Question

A car of length 4.3m is traveling at 105km/h. It passes over a bridge of length 36m. Calculate the time, in seconds; it takes to pass over the bridge completely.

Answer 1

Hint: The term speed generally refers to the average speed of a journey and is defined as the ratio of distance covered to unit time.
Speed (S) = $\dfrac{{{\text{Distance (D)}}}}{{{\text{Time (T)}}}}$
Units Conversion: Conversion of units is important here
$\begin{gathered}
  1\dfrac{{km}}{h} = \dfrac{{1km}}{h} \times \dfrac{{1000m}}{{1km}} \times \dfrac{{1hr}}{{3600s}} = \dfrac{{1000m}}{{3600s}} = \dfrac{5}{{18}}\dfrac{m}{s} \\
  1\dfrac{m}{s} = \dfrac{{1m}}{s} \times \dfrac{{1km}}{{1000m}} \times \dfrac{{3600s}}{{1hr}} = \dfrac{{3600km}}{{1000hr}} = \dfrac{{18}}{5}\dfrac{{km}}{h} \\
\end{gathered} $
When a car of length L passes a bridge of length D, the distance travelled by the car to cross the bridge is the sum of the lengths of the bridge and the car (L+D).
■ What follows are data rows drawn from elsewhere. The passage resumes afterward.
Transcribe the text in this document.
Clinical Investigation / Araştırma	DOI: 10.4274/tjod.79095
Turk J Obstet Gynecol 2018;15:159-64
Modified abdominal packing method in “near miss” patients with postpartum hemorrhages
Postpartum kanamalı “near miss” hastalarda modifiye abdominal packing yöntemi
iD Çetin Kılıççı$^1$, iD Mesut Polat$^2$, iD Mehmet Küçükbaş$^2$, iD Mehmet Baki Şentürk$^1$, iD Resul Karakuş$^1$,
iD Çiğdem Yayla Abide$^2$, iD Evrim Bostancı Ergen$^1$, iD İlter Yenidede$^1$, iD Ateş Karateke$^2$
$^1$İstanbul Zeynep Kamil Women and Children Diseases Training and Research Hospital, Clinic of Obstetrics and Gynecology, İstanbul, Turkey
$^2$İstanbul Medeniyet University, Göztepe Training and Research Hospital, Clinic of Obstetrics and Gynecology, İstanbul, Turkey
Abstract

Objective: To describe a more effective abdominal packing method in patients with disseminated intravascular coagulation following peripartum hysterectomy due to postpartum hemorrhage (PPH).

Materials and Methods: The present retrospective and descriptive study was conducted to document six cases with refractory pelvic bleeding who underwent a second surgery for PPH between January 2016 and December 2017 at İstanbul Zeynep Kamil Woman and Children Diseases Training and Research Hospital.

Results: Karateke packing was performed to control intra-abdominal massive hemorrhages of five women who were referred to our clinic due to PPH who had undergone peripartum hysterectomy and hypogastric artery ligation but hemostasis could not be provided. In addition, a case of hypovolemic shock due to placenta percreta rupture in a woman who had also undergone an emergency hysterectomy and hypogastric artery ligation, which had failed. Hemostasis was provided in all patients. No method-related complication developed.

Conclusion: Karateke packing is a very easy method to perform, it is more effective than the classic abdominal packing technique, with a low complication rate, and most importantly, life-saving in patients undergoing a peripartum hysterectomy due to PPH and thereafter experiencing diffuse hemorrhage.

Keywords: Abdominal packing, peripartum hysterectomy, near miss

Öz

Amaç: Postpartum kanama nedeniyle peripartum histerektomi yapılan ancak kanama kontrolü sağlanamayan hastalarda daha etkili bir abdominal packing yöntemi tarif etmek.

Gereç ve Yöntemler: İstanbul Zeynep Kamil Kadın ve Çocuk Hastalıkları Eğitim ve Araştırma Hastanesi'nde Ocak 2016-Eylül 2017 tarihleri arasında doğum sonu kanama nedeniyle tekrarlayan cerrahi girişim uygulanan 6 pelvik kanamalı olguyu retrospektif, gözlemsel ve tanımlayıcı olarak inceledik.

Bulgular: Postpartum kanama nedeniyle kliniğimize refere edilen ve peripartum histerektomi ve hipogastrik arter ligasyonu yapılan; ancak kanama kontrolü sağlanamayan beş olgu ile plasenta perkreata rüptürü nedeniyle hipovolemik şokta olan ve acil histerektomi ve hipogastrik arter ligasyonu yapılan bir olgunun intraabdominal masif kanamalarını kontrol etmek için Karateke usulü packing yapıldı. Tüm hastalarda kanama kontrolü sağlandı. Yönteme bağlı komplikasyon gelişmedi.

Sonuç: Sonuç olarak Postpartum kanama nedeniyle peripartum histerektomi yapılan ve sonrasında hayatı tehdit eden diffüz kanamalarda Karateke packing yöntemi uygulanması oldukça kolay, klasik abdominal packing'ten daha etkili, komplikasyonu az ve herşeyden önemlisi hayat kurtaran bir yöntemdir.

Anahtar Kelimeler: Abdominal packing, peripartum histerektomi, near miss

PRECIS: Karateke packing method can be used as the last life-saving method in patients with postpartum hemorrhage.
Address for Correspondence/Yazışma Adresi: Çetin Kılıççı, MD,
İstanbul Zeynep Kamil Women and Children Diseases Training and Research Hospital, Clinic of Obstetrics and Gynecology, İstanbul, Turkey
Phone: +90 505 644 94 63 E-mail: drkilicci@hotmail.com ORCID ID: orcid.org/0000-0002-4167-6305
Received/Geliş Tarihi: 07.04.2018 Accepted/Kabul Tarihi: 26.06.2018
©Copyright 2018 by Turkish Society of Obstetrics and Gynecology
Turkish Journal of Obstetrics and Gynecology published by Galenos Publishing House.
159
Complete step-by-step answer:
It is given that –
Length of the car = 4.3m
Car is moving with speed = 105km/h
We need to calculate the speed in m/s as other terms are in meter, so firstly we have to convert the units.
So, to convert the speed in m/s we have to multiply it by $\dfrac{5}{{18}}$
$\therefore 105km/h = 105 \times \dfrac{5}{{18}} = 29.167m/s$
Therefore, the speed of the car = 29.167m/s
For the car to completely pass the bridge, back end of car should cross the endpoint of bridge.
Distance covered by the car to cross the bridge = (Length of the car + Length of the bridge)
$\begin{gathered}
   = \left( {4.3 + 36} \right) \\
   = 40.3 \\
\end{gathered} $
Now to calculate the time taken to cross the bridge completely is equal to,
Time taken = Total distance/Speed of the car
Time taken = $\dfrac{{40.3}}{{29.167}}$
Time taken = $1.381$
So, car takes 1.381 seconds to pass over the bridge completely.
Note: In the case of the car passing a pole or other objects of negligible length, the distance traveled will be equal to the length of the car. In these types of problems, where the object is long and its length also needs to be considered while computing the distance.